Residential developer China Vanke, which has a market value north of $40 billion, said Sunday it plans to disclose restructuring plans by mid-January as it faces a hostile takeover from a consortium led by its largest shareholder, Baoneng Group.
The deal itself is unprecedented: China Vanke is in the rare position of being targeted by a smaller, relatively unknown suitor in a country where negotiations, as opposed to Western-style M&A tactics, are the order of the day. Public confrontations are unusual and officials often weigh in to keep job losses at a minimum.

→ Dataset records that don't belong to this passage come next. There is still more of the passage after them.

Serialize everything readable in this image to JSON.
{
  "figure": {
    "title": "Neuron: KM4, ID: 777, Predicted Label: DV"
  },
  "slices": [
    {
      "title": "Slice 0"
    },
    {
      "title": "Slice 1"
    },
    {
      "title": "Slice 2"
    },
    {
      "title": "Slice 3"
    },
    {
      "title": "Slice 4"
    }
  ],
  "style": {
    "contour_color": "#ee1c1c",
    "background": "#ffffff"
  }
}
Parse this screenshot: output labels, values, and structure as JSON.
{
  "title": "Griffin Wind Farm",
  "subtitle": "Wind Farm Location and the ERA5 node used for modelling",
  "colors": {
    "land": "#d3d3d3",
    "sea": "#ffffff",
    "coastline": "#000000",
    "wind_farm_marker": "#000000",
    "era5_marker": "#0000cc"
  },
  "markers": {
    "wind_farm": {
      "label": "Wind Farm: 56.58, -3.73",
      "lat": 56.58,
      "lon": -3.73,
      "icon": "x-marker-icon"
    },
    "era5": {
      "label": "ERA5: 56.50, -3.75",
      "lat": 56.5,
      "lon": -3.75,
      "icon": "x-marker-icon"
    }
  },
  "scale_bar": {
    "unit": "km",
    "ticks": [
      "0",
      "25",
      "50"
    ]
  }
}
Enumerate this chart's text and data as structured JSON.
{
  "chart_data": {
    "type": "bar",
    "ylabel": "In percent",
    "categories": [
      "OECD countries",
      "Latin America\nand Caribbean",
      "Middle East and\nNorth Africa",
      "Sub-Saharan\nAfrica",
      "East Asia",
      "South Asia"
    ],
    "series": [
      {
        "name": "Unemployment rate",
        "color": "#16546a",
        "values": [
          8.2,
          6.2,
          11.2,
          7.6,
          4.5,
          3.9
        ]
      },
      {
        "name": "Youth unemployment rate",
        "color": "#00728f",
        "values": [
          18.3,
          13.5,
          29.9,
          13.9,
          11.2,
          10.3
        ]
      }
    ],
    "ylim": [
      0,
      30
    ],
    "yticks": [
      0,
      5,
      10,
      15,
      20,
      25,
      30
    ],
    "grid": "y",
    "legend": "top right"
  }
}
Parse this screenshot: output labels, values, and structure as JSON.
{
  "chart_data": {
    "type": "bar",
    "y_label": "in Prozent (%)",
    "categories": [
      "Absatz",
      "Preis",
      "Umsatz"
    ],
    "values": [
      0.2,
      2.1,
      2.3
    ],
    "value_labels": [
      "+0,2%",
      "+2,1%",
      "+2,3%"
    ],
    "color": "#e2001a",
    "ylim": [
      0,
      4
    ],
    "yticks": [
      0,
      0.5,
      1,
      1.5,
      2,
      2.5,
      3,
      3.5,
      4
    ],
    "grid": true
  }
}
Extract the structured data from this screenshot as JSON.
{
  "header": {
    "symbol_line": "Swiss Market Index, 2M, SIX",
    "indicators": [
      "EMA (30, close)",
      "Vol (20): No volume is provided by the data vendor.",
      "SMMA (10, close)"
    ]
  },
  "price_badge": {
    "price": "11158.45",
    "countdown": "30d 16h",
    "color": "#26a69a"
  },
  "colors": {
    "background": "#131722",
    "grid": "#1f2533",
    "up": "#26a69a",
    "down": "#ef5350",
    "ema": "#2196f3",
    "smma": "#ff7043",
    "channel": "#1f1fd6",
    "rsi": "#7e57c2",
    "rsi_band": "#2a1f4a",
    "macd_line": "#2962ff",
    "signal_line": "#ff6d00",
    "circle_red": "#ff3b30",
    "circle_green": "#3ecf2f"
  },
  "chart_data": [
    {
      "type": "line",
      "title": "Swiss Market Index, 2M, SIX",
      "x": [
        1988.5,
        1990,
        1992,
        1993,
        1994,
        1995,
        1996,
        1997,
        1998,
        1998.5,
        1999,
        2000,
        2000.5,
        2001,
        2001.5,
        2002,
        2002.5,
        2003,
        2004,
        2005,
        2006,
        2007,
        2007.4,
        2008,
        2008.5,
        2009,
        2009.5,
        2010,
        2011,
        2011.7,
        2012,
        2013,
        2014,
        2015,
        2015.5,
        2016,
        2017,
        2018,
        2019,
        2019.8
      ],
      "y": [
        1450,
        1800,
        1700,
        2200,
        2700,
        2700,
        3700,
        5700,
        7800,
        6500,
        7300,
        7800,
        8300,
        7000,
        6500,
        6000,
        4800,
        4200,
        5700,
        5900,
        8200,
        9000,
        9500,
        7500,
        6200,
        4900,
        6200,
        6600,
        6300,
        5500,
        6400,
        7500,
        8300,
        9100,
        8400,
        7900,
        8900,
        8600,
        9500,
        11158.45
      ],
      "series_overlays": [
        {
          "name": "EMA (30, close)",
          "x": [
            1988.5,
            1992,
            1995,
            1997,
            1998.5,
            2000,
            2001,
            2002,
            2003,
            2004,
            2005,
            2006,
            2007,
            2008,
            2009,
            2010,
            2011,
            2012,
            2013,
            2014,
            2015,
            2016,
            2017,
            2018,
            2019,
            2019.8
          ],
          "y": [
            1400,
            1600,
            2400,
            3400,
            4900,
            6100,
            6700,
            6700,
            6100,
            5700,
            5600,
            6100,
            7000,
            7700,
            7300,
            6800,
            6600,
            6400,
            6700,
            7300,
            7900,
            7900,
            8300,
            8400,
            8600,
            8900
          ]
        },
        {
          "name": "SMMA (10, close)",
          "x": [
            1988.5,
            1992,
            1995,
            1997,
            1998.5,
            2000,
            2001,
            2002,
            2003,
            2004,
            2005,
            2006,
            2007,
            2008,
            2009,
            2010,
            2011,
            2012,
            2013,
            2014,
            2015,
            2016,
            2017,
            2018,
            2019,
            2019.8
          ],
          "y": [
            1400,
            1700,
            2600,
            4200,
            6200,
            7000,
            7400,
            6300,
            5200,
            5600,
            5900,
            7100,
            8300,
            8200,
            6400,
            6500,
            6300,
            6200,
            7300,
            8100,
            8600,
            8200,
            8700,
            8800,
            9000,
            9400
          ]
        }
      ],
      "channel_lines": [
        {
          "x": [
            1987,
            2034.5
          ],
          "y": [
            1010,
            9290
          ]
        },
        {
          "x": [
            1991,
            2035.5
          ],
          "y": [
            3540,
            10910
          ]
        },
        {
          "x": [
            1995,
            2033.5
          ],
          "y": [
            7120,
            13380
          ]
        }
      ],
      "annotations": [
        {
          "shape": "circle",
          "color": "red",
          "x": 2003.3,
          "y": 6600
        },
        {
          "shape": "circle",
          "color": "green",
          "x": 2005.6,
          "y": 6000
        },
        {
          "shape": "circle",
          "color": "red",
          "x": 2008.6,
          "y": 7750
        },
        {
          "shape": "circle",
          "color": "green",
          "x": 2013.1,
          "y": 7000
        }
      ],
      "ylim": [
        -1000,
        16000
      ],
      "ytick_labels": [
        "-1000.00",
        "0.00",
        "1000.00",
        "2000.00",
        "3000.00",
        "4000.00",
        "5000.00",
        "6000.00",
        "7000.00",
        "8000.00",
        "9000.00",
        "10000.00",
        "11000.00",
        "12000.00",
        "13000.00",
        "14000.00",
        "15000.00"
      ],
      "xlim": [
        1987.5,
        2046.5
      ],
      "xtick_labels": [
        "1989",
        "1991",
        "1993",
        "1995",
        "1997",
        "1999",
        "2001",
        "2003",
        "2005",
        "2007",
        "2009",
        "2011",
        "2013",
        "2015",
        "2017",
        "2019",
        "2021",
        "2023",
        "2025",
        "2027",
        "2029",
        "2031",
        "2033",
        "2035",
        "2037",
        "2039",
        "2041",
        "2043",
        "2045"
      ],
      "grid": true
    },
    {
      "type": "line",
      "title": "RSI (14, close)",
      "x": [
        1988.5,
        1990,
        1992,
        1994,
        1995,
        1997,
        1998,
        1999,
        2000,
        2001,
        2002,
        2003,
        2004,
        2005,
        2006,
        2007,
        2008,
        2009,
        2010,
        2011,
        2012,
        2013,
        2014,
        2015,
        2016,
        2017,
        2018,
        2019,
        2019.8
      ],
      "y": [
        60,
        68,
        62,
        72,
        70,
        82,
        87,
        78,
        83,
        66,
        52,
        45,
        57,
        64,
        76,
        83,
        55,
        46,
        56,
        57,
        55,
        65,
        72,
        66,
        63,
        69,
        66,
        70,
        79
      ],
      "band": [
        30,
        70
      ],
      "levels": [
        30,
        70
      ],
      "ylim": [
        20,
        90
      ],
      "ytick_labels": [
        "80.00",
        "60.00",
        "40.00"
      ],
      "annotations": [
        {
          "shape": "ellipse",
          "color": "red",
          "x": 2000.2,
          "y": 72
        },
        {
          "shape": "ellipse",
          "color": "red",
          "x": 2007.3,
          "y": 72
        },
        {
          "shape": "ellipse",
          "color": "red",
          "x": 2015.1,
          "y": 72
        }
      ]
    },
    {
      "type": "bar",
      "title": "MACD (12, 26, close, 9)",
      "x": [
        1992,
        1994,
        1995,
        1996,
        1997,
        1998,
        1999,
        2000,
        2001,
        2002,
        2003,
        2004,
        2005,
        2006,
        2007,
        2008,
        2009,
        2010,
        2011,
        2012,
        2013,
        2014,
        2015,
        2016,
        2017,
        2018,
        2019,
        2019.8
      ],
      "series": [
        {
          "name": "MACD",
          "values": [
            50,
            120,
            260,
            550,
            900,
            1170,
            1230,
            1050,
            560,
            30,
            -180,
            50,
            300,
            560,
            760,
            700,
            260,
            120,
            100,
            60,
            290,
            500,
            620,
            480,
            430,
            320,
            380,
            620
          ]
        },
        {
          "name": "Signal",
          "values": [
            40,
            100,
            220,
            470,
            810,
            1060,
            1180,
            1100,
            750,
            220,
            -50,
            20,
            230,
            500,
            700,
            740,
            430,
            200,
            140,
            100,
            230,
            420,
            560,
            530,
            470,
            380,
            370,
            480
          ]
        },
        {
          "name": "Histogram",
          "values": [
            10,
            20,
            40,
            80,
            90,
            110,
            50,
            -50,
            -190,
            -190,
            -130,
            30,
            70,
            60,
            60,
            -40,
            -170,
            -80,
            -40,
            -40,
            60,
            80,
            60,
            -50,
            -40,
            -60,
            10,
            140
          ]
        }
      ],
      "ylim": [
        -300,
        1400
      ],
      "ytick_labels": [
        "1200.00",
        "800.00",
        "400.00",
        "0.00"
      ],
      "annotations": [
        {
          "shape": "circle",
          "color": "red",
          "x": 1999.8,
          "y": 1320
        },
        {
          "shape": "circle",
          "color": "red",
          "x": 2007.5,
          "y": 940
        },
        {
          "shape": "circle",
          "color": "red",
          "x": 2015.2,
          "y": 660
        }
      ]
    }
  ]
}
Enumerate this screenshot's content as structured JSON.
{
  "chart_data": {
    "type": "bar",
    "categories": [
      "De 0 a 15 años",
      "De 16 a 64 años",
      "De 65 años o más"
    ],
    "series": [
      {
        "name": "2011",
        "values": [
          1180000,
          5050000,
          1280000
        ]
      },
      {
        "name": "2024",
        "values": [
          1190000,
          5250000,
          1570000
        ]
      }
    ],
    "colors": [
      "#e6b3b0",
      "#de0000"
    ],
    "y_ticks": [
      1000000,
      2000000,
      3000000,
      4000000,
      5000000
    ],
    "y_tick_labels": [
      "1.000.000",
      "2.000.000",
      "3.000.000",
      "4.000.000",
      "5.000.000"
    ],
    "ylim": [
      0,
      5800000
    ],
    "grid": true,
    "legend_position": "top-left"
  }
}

Also, companies that aren't state-owned tend to keep ties to state-owned entities. But China Vanke's previous largest shareholder, state-backed China Resources, found itself toppled by two of Baoneng's insurance affiliates that now own 22.45 percent of the group.
Corporates in China are becoming increasingly comfortable launching hostile bids for foreign companies. Witness Guangdong Rising Assets Management's bid for Australia's PanAust and China Petroleum & Chemical Corp's 2012 play for Hong Kong's China Gas Holdings. But they've been more restrained on home soil. While it hasn't gone hostile, a group led by China Resources' semiconductor arm this month made an unsolicited bid for Fairchild Semiconductor, taking the nation's tally of unsolicited outbound deals this year to almost $16 billion, a record.
For what it's worth, even though China Vanke's Shenzhen-traded shares have rallied 76 percent this year, a deal makes sense. The developer's Hong Kong stock is trading at a price-to-forward earnings multiple of 10.1 times, below the Chinese real estate sector average of 16.5, according to Bloomberg data.
If Baoneng's overtures result in a deal, a new tone could be set for consolidation among Chinese companies.
Interestingly, China Vanke isn't the only one that's grabbed headlines this year with attempts to fend off a hostile bid. In April, Tianrui International increased its stake in bigger cement maker Shanshui Cement to 28 percent, in the open market and without its target's knowledge. After months of positioning during which Shanshui defaulted on its debt, Tianrui was successful in removing Shanshui's management board. Expectations other Shanshui shareholders China National Building Material and Asia Cement Corp. will make a takeover bid have not, however, come to pass.
Such apparent activism wasn't the case for pioneers in Japan. In 2004, Sumitomo Mitsui Financial Group's attempt to acquire UFJ Holdings came to naught after it was thwarted by Mitsubishi UFJ Financial Group. Since then, just $187 million of hostile M&A transactions have been completed in the land of the rising sun.
It will take more than a handful of successful hostile Chinese M&A deals to encourage U.S. and European companies into the fray, but one or two would at least be a start.